春の叙勲で瑞宝単光章を受章した原田由美子さん。神埼市神埼町。

 2020年春の叙勲綬章者が29日付で発表された。佐賀県関係では、教育や医療などの分野で功績のある42人が受章した。旭日章14人と瑞宝章28人のうち、3人の声を紹介する。

【瑞宝小綬章 川﨑俊広さん(70)=佐賀市】

 7年近くにわたり県教育長を務めるなど、教育行政に尽力した。「仕事はチームプレー。チームを代表しての受賞」とかみしめる。

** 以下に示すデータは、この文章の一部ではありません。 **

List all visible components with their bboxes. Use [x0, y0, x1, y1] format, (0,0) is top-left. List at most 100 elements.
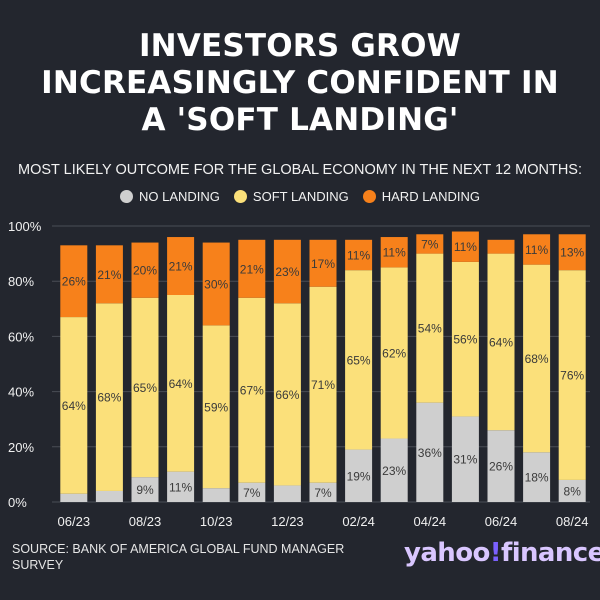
bar-segment-no-landing: [451, 416, 479, 502]
x-tick-label: 12/23: [271, 514, 304, 529]
legend-label-hard-landing: HARD LANDING: [381, 189, 480, 204]
bar-segment-soft-landing: [487, 253, 515, 431]
data-label: 21%: [169, 260, 193, 274]
yahoo-finance-logo: yahoo!finance: [404, 538, 600, 568]
logo-mark: !: [489, 538, 502, 568]
data-label: 11%: [383, 246, 406, 260]
y-tick-label: 40%: [8, 385, 34, 400]
bar-segment-no-landing: [345, 449, 373, 502]
source-line-1: SOURCE: BANK OF AMERICA GLOBAL FUND MANA…: [12, 542, 345, 556]
bar-segment-hard-landing: [416, 234, 444, 254]
bar-segment-soft-landing: [558, 270, 586, 480]
bar-segment-soft-landing: [309, 286, 337, 483]
data-label: 11%: [454, 240, 477, 254]
bar-segment-no-landing: [167, 471, 195, 502]
legend-label-soft-landing: SOFT LANDING: [252, 189, 349, 204]
x-tick-label: 04/24: [414, 514, 447, 529]
x-tick-label: 10/23: [200, 514, 233, 529]
data-label: 9%: [136, 483, 154, 497]
x-tick-label: 08/23: [129, 514, 162, 529]
bar-segment-soft-landing: [167, 295, 195, 472]
y-tick-label: 80%: [8, 274, 34, 289]
data-label: 26%: [489, 460, 513, 474]
bar-segment-no-landing: [380, 438, 408, 502]
bar-segment-hard-landing: [131, 242, 159, 298]
chart-legend: NO LANDING SOFT LANDING HARD LANDING: [0, 189, 600, 204]
data-label: 31%: [453, 453, 477, 467]
x-tick-label: 06/23: [58, 514, 91, 529]
bar-segment-no-landing: [60, 493, 88, 502]
title-line-3: A 'SOFT LANDING': [141, 102, 459, 138]
bar-segment-no-landing: [523, 452, 551, 502]
bar-segment-no-landing: [238, 482, 266, 502]
y-tick-label: 20%: [8, 440, 34, 455]
data-label: 7%: [243, 486, 261, 500]
bar-segment-soft-landing: [345, 270, 373, 450]
legend-label-no-landing: NO LANDING: [139, 189, 220, 204]
data-label: 23%: [382, 464, 406, 478]
chart-subtitle: MOST LIKELY OUTCOME FOR THE GLOBAL ECONO…: [17, 162, 582, 178]
data-label: 64%: [62, 399, 86, 413]
bar-segment-hard-landing: [95, 245, 123, 304]
bar-segment-hard-landing: [487, 239, 515, 254]
data-label: 54%: [418, 322, 442, 336]
bar-segment-soft-landing: [60, 317, 88, 494]
data-label: 26%: [62, 275, 86, 289]
data-label: 8%: [564, 484, 582, 498]
bar-segment-soft-landing: [380, 267, 408, 439]
bar-segment-hard-landing: [345, 239, 373, 271]
bar-segment-soft-landing: [451, 261, 479, 417]
data-label: 68%: [97, 391, 121, 405]
data-label: 71%: [311, 378, 335, 392]
stacked-bar-chart: 0% 20% 40% 60% 80% 100% 64% 26% 06/23 68% 21% 9% 65%…: [8, 219, 590, 529]
data-label: 67%: [240, 384, 264, 398]
legend-swatch-soft-landing: [233, 190, 247, 203]
legend-swatch-no-landing: [120, 190, 133, 203]
source-line-2: SURVEY: [12, 558, 64, 572]
x-tick-label: 02/24: [342, 514, 375, 529]
title-line-2: INCREASINGLY CONFIDENT IN: [41, 65, 559, 101]
data-label: 21%: [97, 268, 121, 282]
data-label: 62%: [382, 346, 406, 360]
bar-segment-soft-landing: [273, 303, 301, 486]
y-tick-label: 100%: [8, 219, 42, 234]
data-label: 59%: [204, 400, 228, 414]
bar-segment-hard-landing: [273, 239, 301, 304]
bar-segment-soft-landing: [95, 303, 123, 491]
chart-title: INVESTORS GROW INCREASINGLY CONFIDENT IN…: [0, 28, 600, 139]
data-label: 66%: [275, 388, 299, 402]
data-label: 11%: [347, 248, 370, 262]
data-label: 76%: [560, 369, 584, 383]
data-label: 68%: [525, 352, 549, 366]
y-tick-label: 60%: [8, 329, 34, 344]
data-label: 23%: [275, 265, 299, 279]
data-label: 64%: [489, 335, 513, 349]
data-label: 65%: [133, 381, 157, 395]
data-label: 65%: [347, 353, 371, 367]
bar-segment-soft-landing: [523, 264, 551, 453]
x-tick-label: 06/24: [485, 514, 518, 529]
bar-segment-hard-landing: [238, 239, 266, 298]
bar-segment-soft-landing: [416, 253, 444, 403]
bar-segment-hard-landing: [451, 231, 479, 262]
logo-text-yahoo: yahoo: [404, 538, 490, 568]
data-label: 11%: [525, 243, 548, 257]
data-label: 21%: [240, 262, 264, 276]
bar-segment-hard-landing: [380, 237, 408, 268]
legend-swatch-hard-landing: [362, 190, 376, 203]
logo-text-finance: finance: [501, 538, 600, 568]
legend-item-soft-landing: SOFT LANDING: [233, 189, 349, 204]
data-label: 30%: [204, 277, 228, 291]
bar-segment-no-landing: [95, 490, 123, 502]
bar-segment-no-landing: [309, 482, 337, 502]
bar-segment-soft-landing: [238, 297, 266, 483]
data-label: 18%: [525, 471, 549, 485]
data-label: 19%: [347, 469, 371, 483]
data-label: 7%: [421, 237, 439, 251]
data-label: 36%: [418, 446, 442, 460]
bar-segment-hard-landing: [309, 239, 337, 287]
bar-segment-soft-landing: [131, 297, 159, 478]
bar-segment-no-landing: [202, 488, 230, 502]
data-label: 20%: [133, 264, 157, 278]
bar-segment-hard-landing: [202, 242, 230, 326]
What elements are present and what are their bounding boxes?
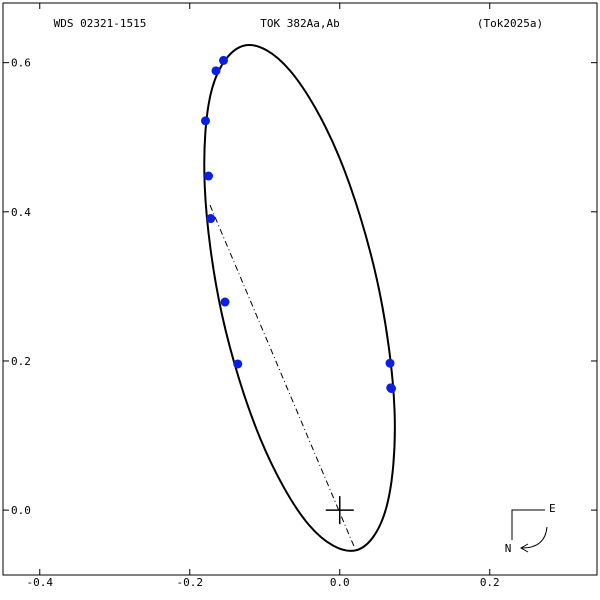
observation (219, 55, 228, 65)
compass-arrowhead (519, 543, 529, 553)
observation (201, 116, 210, 126)
compass-axes (511, 509, 545, 540)
x-tick-label: 0.0 (330, 576, 350, 589)
frame (2, 2, 598, 576)
observation (220, 297, 230, 307)
chart-title: TOK 382Aa,Ab (260, 17, 339, 30)
y-tick-label: 0.2 (11, 355, 31, 368)
observation (387, 384, 396, 394)
y-tick-label: 0.0 (11, 504, 31, 517)
observation (233, 359, 243, 369)
y-tick-label: 0.4 (11, 206, 31, 219)
compass-north: N (505, 542, 512, 555)
x-tick-label: -0.4 (27, 576, 54, 589)
observation (204, 171, 213, 181)
primary (325, 496, 354, 525)
x-tick-label: 0.2 (480, 576, 500, 589)
y-tick-label: 0.6 (11, 57, 31, 70)
line-of-nodes (209, 204, 356, 549)
x-tick-label: -0.2 (177, 576, 204, 589)
orbit (203, 44, 396, 552)
observation (206, 214, 216, 224)
compass-east: E (549, 502, 556, 515)
observation (211, 66, 221, 76)
compass-arrow (521, 526, 548, 549)
left-title: WDS 02321-1515 (54, 17, 147, 30)
compass: E N (505, 502, 556, 555)
observation (385, 358, 395, 368)
right-title: (Tok2025a) (477, 17, 543, 30)
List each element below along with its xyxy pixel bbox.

 1973年から県職員を勤め上げ、教育や財政、総務畑を歩いてきた。教育行政に携わる中で特に印象に残るのは、新しい私立中高の設置や地域拠点公立校の中高一貫教育化、高校生に学習用パソコンを持たせるICT教育の推進だ。

 少子化で生徒数が減少する中、専門性の高い能力を持つ人材育成を目標に掲げ、特色ある教育環境づくりを目指した。

 「学校の勉強は無駄」とよく言われた。「無駄と思えたことが収穫。経験して他人と比較して、自分の得意が分かる」と笑顔を見せる。佐賀市川副町。

 

【瑞宝双光章 田中英康さん(72)=小城市】

 小城市三日月町の光旭(こうぎょく)寺住職。1995年に佐賀少年刑務所(佐賀市)の受刑者の更生に携わるボランティア「教誨師(きょうかいし)」になった。現在は麓刑務所(鳥栖市)の女子受刑者への道徳教育も担う。

 月1回、1時間の道徳教育では、5~10人程度のグループに分かれて一緒にお経を唱え、写経も教える。死亡事故を起こした受刑者の中には、亡くなった人の命日に手を合わせる人がいた。最愛の子どもと離れ、悲しむ母親もいた。「悔い改め、一度きりの人生を大切に生きて」。説教のたびにこう諭してきた。

 県内の宗教家21人でつくる県教誨師会会長。「受刑者と共に悩み、努力している若い人たちにとっても励みになる」と受章を喜ぶ。小城市三日月町。

 

【瑞宝単光章 原田由美子さん(58)=神埼市】

 佐賀大医学部附属病院の看護師長として、高度救命救急センターの立ち上げに尽力した。「患者さんにとっては一生に残る存在になるかもしれないと、常に意識していた」と出会いを大切にしてきた看護師生活36年を振り返った。

 センター立ち上げでは、ドクターヘリの導入やフライトナースの育成など寝る間も惜しんで取り組んだ。子育てと仕事を両立しやすい環境づくりにも努めた。

 新型コロナウイルスの感染拡大で、対応に奔走している同僚や後輩たちがいる。「患者を最優先に働く人ばかりで心配しているが、その活躍に感謝している。自分の身も大切にし、誇りを持って頑張ってほしい」。医療の最前線にエールを送る。神埼市神埼町。